After a hiatus last year, the annual Mooneyes custom show finally graced the halls of the Pacifico Yokohama Exhibition center ten days ago. The show is pivotal, bringing out the very best that the inimitable Japanese custom scene has to offer. And from what we’ve seen so far, this year’s edition was no exception.
We’ve just featured Heiwa’s amazing ground-up Triumph Trident custom—but that wasn’t the only bike that turned heads at Mooneyes. This impossibly intricate Harley-Davidson from Custom Works Zon took home two individual ‘pick of the show’ awards, and the overall prize for the best detail work. And it’s easy to see why.
CW Zon wizards Yuichi Yoshizawa and Yoshikazu Ueda built the bike for a customer, and cite medieval armor as their inspiration. It’s based around a 103 ci Twin Cam Harley-Davidson Fat Boy, and has been nicknamed ‘Huracan’—Spanish for hurricane.
Huracan’s incredible detailing actually starts with its motor. CW Zon have also dressed the V-twin with everything from ribbed covers to custom pushrod collars.

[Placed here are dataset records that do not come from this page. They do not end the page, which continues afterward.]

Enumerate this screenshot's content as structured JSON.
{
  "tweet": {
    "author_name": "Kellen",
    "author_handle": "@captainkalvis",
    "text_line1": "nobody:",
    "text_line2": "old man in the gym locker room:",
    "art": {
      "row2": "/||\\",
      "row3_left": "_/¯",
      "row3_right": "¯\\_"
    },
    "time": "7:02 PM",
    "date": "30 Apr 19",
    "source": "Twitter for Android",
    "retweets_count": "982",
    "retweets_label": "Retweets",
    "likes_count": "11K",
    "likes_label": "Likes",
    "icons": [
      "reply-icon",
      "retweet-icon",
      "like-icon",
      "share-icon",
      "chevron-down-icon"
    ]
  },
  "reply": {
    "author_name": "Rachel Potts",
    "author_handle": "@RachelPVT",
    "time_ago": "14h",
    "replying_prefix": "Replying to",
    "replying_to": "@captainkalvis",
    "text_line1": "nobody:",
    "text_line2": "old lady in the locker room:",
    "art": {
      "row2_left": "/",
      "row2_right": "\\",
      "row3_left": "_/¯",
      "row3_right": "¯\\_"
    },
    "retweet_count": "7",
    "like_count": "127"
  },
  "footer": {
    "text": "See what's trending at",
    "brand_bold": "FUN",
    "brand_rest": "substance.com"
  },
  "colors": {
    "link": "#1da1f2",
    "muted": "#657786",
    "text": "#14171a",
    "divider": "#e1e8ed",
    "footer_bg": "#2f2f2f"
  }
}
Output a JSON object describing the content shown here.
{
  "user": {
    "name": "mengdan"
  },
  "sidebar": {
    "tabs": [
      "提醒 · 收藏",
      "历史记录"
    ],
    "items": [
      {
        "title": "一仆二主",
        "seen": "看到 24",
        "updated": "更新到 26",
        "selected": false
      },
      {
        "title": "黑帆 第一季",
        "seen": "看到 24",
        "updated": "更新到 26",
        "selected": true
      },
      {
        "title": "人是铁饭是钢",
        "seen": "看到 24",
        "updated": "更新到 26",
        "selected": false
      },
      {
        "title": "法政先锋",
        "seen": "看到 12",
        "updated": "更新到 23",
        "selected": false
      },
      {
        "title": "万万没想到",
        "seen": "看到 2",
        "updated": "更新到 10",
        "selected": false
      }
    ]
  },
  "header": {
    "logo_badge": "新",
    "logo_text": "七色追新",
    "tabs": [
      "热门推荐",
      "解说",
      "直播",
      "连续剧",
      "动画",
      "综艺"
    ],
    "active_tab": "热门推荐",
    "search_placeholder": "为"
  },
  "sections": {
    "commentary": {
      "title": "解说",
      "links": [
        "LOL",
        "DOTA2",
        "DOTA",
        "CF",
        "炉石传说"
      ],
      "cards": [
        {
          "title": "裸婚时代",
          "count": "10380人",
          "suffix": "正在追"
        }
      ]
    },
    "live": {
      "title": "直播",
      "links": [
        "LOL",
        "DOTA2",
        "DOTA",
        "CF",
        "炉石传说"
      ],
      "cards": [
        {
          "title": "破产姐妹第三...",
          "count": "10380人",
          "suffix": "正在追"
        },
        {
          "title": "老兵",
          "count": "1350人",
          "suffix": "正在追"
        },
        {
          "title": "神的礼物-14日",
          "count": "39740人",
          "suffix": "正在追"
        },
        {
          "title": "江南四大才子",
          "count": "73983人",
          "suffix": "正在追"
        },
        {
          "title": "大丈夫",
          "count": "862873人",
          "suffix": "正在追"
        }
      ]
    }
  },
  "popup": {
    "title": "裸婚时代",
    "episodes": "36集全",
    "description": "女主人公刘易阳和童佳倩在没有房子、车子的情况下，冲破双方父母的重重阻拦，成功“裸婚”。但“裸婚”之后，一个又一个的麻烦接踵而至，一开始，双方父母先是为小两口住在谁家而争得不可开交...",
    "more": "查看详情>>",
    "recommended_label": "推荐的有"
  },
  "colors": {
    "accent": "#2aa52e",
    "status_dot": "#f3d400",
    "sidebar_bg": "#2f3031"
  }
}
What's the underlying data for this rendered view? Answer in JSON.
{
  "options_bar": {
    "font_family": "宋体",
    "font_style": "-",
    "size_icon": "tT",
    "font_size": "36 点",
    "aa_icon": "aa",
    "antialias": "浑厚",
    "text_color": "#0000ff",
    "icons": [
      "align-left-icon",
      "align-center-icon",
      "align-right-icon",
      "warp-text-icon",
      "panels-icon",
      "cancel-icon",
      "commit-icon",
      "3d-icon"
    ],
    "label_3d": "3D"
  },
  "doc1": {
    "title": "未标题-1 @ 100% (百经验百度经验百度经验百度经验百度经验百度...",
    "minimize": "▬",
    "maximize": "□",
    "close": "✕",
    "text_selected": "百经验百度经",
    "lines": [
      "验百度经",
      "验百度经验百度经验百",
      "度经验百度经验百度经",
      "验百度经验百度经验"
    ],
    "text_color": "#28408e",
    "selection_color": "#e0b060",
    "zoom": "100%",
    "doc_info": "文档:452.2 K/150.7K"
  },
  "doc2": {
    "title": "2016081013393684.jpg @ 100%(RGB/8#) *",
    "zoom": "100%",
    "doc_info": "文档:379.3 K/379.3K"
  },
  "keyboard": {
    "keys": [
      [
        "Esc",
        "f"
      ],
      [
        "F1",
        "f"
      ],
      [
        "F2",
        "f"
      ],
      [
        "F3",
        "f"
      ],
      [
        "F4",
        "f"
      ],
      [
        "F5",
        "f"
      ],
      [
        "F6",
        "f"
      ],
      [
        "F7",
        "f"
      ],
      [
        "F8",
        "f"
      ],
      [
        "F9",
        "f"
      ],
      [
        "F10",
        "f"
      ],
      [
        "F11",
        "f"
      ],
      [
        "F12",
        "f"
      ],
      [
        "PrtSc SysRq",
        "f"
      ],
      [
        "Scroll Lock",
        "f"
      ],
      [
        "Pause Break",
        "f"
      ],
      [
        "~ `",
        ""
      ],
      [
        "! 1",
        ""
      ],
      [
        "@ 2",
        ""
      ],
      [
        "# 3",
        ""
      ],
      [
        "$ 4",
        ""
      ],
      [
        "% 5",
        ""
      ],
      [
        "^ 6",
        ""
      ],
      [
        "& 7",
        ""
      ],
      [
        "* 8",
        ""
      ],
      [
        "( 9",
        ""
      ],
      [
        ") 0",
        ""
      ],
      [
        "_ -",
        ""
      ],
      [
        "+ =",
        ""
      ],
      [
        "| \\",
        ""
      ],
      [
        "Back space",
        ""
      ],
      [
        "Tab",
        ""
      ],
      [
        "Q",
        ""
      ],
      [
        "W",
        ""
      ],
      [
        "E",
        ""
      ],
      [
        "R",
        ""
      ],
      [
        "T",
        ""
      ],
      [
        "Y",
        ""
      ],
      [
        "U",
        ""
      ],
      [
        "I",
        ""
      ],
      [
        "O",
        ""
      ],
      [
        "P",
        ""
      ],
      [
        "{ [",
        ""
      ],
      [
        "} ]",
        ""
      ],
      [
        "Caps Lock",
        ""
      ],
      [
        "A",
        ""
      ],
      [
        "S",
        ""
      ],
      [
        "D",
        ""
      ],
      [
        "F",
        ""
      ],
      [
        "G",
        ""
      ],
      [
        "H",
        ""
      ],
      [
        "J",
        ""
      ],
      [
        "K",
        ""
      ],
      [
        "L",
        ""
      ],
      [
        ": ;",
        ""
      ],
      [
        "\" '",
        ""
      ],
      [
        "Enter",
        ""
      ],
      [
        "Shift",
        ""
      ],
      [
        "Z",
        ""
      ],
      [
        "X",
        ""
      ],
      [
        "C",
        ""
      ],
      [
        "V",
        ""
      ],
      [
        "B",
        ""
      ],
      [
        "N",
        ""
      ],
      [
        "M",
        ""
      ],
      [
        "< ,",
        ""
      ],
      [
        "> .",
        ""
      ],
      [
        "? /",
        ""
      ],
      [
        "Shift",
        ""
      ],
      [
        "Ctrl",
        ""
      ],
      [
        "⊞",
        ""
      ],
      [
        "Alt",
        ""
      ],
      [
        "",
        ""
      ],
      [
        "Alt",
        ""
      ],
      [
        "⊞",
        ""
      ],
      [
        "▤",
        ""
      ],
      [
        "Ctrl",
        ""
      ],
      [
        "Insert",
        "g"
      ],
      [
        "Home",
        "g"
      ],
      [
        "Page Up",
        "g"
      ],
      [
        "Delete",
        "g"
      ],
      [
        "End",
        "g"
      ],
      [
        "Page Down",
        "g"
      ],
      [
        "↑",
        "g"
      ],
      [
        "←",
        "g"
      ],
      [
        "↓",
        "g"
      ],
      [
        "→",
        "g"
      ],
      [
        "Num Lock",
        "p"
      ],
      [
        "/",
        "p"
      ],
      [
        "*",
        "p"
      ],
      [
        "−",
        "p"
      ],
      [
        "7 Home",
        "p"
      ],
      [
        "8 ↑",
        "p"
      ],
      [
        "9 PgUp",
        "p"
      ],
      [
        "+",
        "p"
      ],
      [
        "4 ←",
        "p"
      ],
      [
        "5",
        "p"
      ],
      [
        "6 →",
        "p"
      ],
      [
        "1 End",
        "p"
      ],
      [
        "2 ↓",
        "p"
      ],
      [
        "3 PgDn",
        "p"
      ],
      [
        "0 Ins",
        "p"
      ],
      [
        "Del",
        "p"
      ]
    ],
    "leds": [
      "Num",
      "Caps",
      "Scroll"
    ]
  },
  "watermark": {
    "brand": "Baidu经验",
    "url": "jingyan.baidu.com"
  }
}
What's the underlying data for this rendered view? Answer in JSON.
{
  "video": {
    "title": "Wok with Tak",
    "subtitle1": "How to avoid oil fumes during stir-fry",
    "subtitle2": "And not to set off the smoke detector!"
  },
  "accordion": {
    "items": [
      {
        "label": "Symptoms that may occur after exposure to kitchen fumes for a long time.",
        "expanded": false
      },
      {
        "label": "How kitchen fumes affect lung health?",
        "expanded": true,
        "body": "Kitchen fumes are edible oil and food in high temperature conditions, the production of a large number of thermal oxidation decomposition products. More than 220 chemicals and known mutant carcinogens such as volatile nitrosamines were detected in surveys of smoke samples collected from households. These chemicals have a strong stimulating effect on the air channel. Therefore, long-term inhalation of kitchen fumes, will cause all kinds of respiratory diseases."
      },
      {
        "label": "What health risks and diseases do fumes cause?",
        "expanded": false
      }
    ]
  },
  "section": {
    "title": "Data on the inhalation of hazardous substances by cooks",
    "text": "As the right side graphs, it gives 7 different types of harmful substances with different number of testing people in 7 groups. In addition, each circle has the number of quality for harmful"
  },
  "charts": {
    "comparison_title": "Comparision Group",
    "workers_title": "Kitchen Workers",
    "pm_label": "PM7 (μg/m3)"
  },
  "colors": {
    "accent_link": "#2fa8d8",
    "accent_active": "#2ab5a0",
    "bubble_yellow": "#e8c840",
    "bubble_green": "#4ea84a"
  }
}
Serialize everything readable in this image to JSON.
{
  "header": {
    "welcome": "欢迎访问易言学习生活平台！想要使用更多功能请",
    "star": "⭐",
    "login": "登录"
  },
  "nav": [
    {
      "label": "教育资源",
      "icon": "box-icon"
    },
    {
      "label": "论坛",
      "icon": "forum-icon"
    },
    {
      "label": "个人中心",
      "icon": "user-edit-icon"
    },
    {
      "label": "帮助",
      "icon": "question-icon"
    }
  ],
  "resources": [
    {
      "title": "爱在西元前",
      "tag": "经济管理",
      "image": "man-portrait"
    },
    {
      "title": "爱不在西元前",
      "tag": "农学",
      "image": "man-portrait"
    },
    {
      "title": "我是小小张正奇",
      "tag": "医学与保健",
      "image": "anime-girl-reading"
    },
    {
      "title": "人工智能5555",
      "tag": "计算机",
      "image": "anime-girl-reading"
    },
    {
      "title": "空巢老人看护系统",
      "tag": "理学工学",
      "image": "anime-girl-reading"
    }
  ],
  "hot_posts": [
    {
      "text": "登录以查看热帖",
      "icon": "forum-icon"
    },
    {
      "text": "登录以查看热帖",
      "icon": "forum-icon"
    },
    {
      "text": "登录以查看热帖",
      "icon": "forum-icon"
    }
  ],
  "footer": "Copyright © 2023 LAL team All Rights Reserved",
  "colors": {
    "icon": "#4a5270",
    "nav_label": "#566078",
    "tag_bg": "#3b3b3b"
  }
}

On the left side of the engine, above the open belt primary from BDL, is a hand shifter that alone shows an astonishing amount of craftsmanship. It features of a hand-twisted shaft, an aluminum knob, and a decorative brass cap.
There’s a new ignition from Accel as well. And CW Zon built their own air intake, complete with an inner grill bearing the ‘Z’ from their logo.
The motor’s encased in a steel frame that uses just a handful of elements from the donor bike, but is mostly custom. It’s an elegant design with a single down tube up front and a shorter design at the back. And it retains the OEM rear suspension, too.
Up front is a one-off aluminum girder fork, which uses a mixture of CNC-machined and hand-shaped components.
The shock’s hidden behind a handmade headlight shroud that mimics those found on motocross bikes. It seems like a weird mashup of genres—but it works.
Further back, CW Zon fabricated a new set of riser-less handlebars. They wear wrapped grips with brass caps, and integrated mini switches. Sitting dead center is a discreet digital speedo from Motogadget, along with neutral and oil warning lights.
Huracan’s wheels are naturally custom jobs too, machined from aluminum. And in true CW Zon style, they come in massively exaggerated sizes: 21” up front, and 23” out back, with Avon Cobra cruiser tires. The guys had to modify the swingarm to accommodate the upsized rear wheel.
The disc brakes (and the front brake lever) are modern units from KustomTech. The front caliper mount’s been integrated with the fork, and there’s a custom bracket and brace holding the rear in place.
Running over the top of the Harley is a full complement of handmade bodywork. Yuichi and Yoshikazu started by building a wireframe, then shaped the final parts from steel. (There’s a video that takes a peek behind the scenes here.)
The arrangement features a separate fuel tank up front, covered by an additional layer that flows seamlessly into the seat and tail.
Cutouts in the top layer highlight the delicate gold graphics, laid down by Kamikaze Pinstripe. The deeply scooped seat features upholstery by Kuurei Yonsoku.
And then there’s the engraving that adorns almost every other inch of the bike, painstakingly executed by Silver Smith Fin. There’s a lot to study, but the big takeaway here is how all the finishes, from the engraved metal to the selective brass accents, complement each other tastefully.
Equal parts elegant and brutal, Huracan is proof that CW Zon are at the top of their game. And it’s another reminder of why Mooneyes remains one of the top shows on the international calendar.